The results were even more dramatic for patients who achieved a complete response, meaning no detectable cancer after treatment. Their 10-year overall survival reached 81.9%, and their five-year event-free survival (no relapse, no need for new treatment) was 87%. These numbers suggest that for patients who respond fully, CAR T therapy can function as a one-time, potentially curative treatment.
Not everyone responds this well. About half of patients with large B-cell lymphoma remained event-free at five years, which means the other half experienced relapse or progression. Predicting who will achieve a complete response remains one of the central challenges.
Side Effects and Risks
CAR T-cell therapy causes side effects that are distinct from traditional chemotherapy. The most common is cytokine release syndrome (CRS), which happens when the newly activated CAR T cells flood the body with inflammatory signals. Mild CRS feels like a bad flu: high fever, muscle aches, fatigue. Severe cases can cause dangerously low blood pressure, difficulty breathing, and organ stress. CRS typically appears within the first week after infusion and is the main reason for close hospital monitoring during that period.
The second major risk is neurotoxicity, sometimes called ICANS. Symptoms range from mild confusion, difficulty finding words, and tremors to more serious events like seizures. These neurological effects usually appear after CRS begins and resolve on their own in most patients, though they can be frightening. Medical teams at CAR T treatment centers are trained to recognize and manage both CRS and neurotoxicity early.
Because lymphodepletion chemotherapy wipes out much of your immune system before infusion, you’ll have a period of increased vulnerability to infections. Your blood cell counts, particularly infection-fighting white blood cells, may stay low for weeks or months. Some patients also experience long-term low levels of certain antibodies and need periodic infusions to compensate.

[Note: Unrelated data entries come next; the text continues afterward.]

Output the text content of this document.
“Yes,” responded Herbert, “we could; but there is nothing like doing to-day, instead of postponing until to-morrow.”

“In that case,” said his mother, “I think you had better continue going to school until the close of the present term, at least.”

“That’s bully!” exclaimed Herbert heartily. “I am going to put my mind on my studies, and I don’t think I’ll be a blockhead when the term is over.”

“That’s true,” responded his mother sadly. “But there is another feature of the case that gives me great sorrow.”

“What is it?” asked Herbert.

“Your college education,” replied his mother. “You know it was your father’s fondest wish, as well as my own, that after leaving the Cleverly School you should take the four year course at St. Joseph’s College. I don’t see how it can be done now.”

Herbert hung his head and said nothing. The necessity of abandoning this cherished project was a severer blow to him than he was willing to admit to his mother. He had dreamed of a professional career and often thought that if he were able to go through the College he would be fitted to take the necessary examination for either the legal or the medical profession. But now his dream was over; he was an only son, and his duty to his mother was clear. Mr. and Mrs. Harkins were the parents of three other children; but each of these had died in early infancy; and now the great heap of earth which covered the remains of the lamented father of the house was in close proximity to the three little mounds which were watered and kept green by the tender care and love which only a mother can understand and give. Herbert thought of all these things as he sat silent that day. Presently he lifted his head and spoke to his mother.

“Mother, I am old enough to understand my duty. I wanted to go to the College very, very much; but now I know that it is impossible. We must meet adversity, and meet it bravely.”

Why It Doesn’t Yet Work for Solid Tumors
Solid tumors like pancreatic, lung, or brain cancers present a fundamentally different challenge. In blood cancers, CAR T cells circulate freely and encounter cancer cells in the bloodstream and lymph nodes. Solid tumors are walled-off structures, and getting CAR T cells inside them is the first major hurdle. Tumors lack the chemical signals that would normally guide immune cells to the right location, their blood vessels are abnormal, and a dense layer of supportive tissue acts as a physical barrier.

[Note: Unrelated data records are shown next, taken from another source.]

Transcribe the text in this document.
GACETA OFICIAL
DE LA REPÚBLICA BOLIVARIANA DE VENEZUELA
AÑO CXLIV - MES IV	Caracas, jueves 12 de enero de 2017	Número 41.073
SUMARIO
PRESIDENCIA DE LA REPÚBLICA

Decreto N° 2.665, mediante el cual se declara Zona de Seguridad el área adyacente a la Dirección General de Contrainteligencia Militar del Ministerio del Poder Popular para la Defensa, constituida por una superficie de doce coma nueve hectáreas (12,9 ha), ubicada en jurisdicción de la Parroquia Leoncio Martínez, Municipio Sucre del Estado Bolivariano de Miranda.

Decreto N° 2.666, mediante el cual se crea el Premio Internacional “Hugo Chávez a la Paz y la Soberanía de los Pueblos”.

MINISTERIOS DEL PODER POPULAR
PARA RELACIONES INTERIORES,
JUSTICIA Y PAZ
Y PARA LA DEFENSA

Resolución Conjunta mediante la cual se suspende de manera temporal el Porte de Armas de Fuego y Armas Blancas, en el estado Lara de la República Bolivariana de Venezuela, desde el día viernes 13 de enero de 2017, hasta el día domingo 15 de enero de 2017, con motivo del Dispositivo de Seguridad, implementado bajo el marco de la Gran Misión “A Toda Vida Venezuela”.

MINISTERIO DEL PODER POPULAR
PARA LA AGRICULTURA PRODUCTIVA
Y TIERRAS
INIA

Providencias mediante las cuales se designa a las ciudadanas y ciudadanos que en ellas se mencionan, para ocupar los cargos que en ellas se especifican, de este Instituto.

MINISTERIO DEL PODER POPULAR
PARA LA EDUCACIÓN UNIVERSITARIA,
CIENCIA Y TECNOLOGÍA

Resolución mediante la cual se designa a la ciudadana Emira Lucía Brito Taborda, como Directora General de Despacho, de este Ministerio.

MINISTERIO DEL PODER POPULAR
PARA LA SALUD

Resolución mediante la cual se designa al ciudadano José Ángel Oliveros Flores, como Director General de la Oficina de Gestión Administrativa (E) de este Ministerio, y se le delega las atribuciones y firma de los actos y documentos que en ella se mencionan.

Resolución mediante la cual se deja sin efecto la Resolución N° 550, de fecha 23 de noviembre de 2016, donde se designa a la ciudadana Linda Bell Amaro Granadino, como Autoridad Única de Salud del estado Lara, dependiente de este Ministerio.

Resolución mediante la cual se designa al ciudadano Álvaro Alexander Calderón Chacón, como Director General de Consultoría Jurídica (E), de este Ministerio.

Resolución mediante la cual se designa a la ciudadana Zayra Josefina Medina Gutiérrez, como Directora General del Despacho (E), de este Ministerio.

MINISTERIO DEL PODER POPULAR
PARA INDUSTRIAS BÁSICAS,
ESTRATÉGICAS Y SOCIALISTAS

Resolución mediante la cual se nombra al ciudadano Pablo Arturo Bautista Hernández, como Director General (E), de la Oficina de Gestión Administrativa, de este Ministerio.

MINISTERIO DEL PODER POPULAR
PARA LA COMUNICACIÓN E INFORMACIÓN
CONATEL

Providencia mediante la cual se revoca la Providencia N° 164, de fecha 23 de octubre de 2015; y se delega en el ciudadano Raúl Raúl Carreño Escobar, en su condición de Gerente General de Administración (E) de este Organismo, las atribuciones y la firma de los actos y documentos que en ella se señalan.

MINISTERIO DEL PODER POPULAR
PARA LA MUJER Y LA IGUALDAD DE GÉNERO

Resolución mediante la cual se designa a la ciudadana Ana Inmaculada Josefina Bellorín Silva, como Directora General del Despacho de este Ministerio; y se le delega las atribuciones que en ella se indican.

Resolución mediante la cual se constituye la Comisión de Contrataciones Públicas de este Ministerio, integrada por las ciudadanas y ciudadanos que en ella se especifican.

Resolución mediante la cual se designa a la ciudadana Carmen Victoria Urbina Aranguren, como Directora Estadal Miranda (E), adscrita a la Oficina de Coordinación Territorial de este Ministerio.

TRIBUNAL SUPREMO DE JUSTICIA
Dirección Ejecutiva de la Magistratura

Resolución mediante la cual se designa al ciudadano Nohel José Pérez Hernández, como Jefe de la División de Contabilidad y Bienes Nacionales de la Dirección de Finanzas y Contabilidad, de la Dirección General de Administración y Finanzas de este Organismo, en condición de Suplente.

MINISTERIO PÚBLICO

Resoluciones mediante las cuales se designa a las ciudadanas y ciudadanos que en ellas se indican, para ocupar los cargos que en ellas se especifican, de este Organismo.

Even when CAR T cells do infiltrate a solid tumor, the environment inside actively suppresses them. Tumors create conditions that exhaust T cells and strip away their ability to kill. On top of that, solid tumors are genetically diverse. Cancer cells within the same tumor may carry different surface proteins, so even if CAR T cells destroy cells displaying the target, other cells without that target survive and grow back. This phenomenon, called antigen escape, is one of the biggest obstacles in the field.
Cost of Treatment
CAR T-cell therapy is one of the most expensive treatments in medicine. The 2025 wholesale list prices for three of the major products illustrate the scale: Kymriah costs $593,533, Breyanzi costs $531,350, and Yescarta costs $503,580. These figures cover only the drug itself and don’t include hospitalization, the lymphodepletion chemotherapy, monitoring, or management of side effects, all of which add substantially to the total bill.

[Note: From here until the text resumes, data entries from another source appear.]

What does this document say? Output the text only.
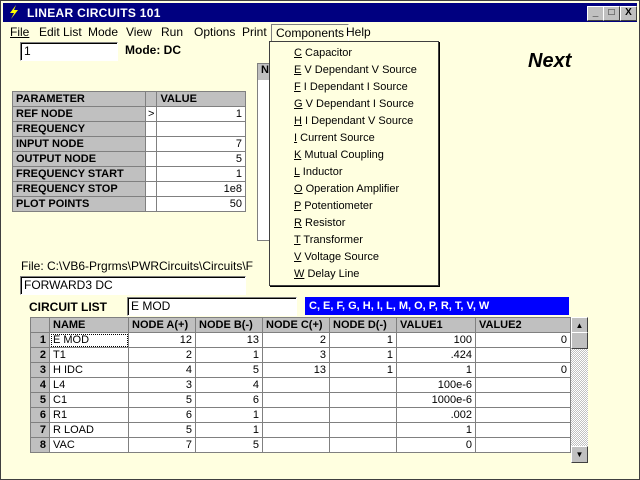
LINEAR CIRCUITS 101	_	□	X
File Edit List Mode View Run Options Print Components Help
1	Mode: DC	Next
N
PARAMETER		VALUE
REF NODE	>	1
FREQUENCY		
INPUT NODE		7
OUTPUT NODE		5
FREQUENCY START		1
FREQUENCY STOP		1e8
PLOT POINTS		50
File: C:\VB6-Prgrms\PWRCircuits\Circuits\F
FORWARD3 DC
CIRCUIT LIST E MOD	C, E, F, G, H, I, L, M, O, P, R, T, V, W
	NAME	NODE A(+)	NODE B(-)	NODE C(+)	NODE D(-)	VALUE1	VALUE2
1	E MOD	12	13	2	1	100	0
2	T1	2	1	3	1	.424	
3	H IDC	4	5	13	1	1	0
4	L4	3	4			100e-6	
5	C1	5	6			1000e-6	
6	R1	6	1			.002	
7	R LOAD	5	1			1	
8	VAC	7	5			0	
▲
▼
C Capacitor
E V Dependant V Source
F I Dependant I Source
G V Dependant I Source
H I Dependant V Source
I Current Source
K Mutual Coupling
L Inductor
O Operation Amplifier
P Potentiometer
R Resistor
T Transformer
V Voltage Source
W Delay Line
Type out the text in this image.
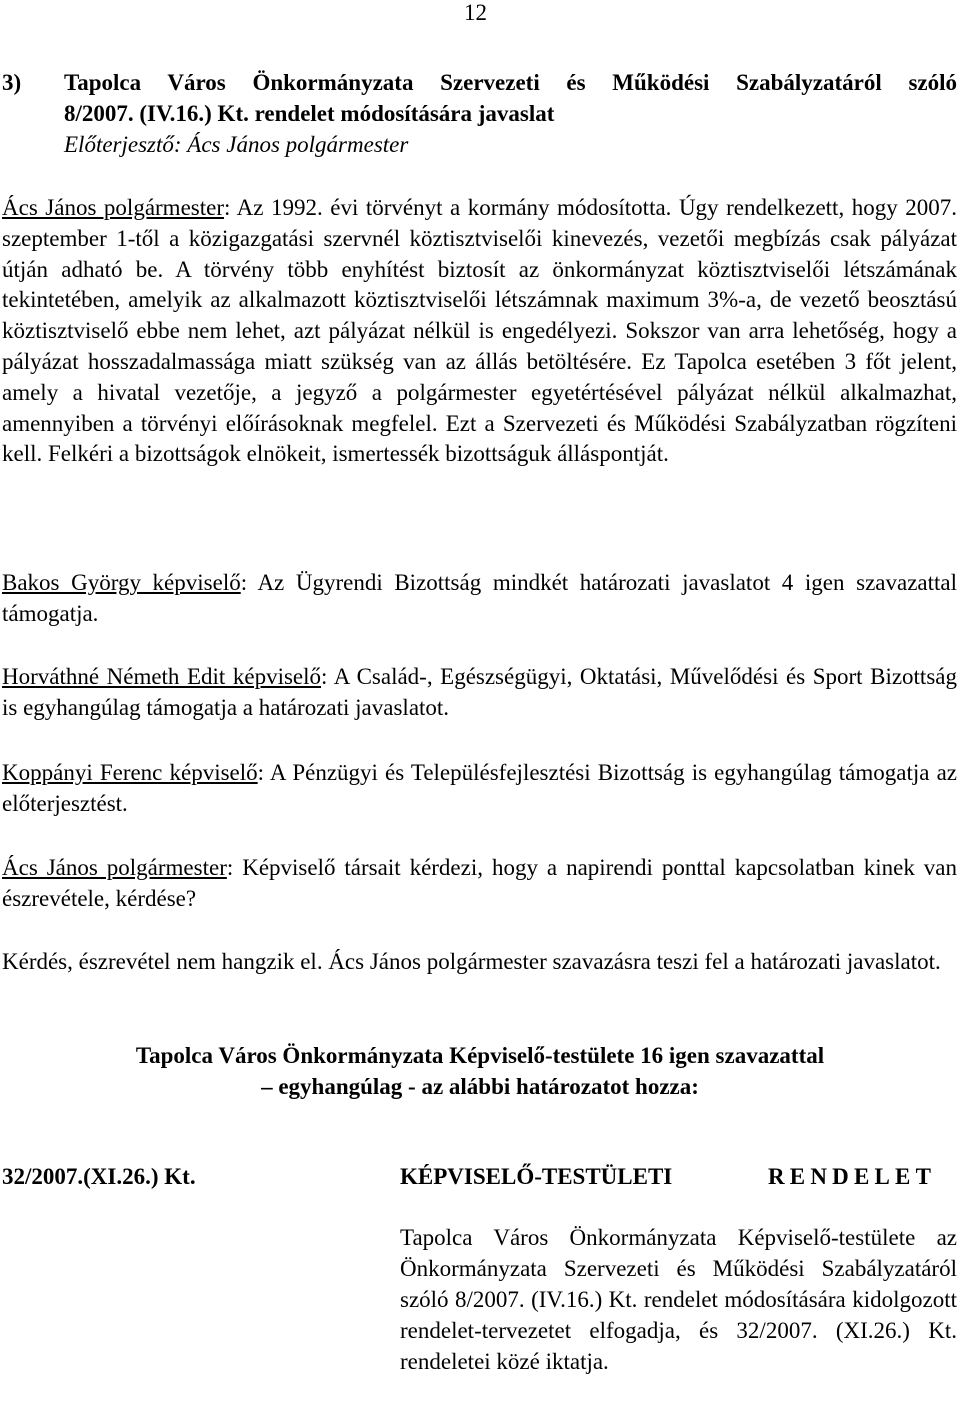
12
3)	Tapolca Város Önkormányzata Szervezeti és Működési Szabályzatáról szóló
8/2007. (IV.16.) Kt. rendelet módosítására javaslat
Előterjesztő: Ács János polgármester
Ács János polgármester: Az 1992. évi törvényt a kormány módosította. Úgy rendelkezett, hogy 2007. szeptember 1-től a közigazgatási szervnél köztisztviselői kinevezés, vezetői megbízás csak pályázat útján adható be. A törvény több enyhítést biztosít az önkormányzat köztisztviselői létszámának tekintetében, amelyik az alkalmazott köztisztviselői létszámnak maximum 3%-a, de vezető beosztású köztisztviselő ebbe nem lehet, azt pályázat nélkül is engedélyezi. Sokszor van arra lehetőség, hogy a pályázat hosszadalmassága miatt szükség van az állás betöltésére. Ez Tapolca esetében 3 főt jelent, amely a hivatal vezetője, a jegyző a polgármester egyetértésével pályázat nélkül alkalmazhat, amennyiben a törvényi előírásoknak megfelel. Ezt a Szervezeti és Működési Szabályzatban rögzíteni kell. Felkéri a bizottságok elnökeit, ismertessék bizottságuk álláspontját.
Bakos György képviselő: Az Ügyrendi Bizottság mindkét határozati javaslatot 4 igen szavazattal támogatja.
Horváthné Németh Edit képviselő: A Család-, Egészségügyi, Oktatási, Művelődési és Sport Bizottság is egyhangúlag támogatja a határozati javaslatot.
Koppányi Ferenc képviselő: A Pénzügyi és Településfejlesztési Bizottság is egyhangúlag támogatja az előterjesztést.
Ács János polgármester: Képviselő társait kérdezi, hogy a napirendi ponttal kapcsolatban kinek van észrevétele, kérdése?
Kérdés, észrevétel nem hangzik el. Ács János polgármester szavazásra teszi fel a határozati javaslatot.
Tapolca Város Önkormányzata Képviselő-testülete 16 igen szavazattal
– egyhangúlag - az alábbi határozatot hozza:
32/2007.(XI.26.) Kt.	KÉPVISELŐ-TESTÜLETI	RENDELET
Tapolca Város Önkormányzata Képviselő-testülete az Önkormányzata Szervezeti és Működési Szabályzatáról szóló 8/2007. (IV.16.) Kt. rendelet módosítására kidolgozott rendelet-tervezetet elfogadja, és 32/2007. (XI.26.) Kt. rendeletei közé iktatja.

Most patients receive CAR T therapy through insurance, and hospitals negotiate rates that vary widely. Private insurers paid hospitals an average of 254% of Medicare prices for hospital care in 2022, which means the actual amount billed depends heavily on your coverage. Newer manufacturing approaches, including point-of-care production that can cut the vein-to-vein timeline to 7 to 14 days, could eventually reduce costs by eliminating the need to ship cells to a centralized facility and shortening the wait that sometimes requires expensive bridging chemotherapy.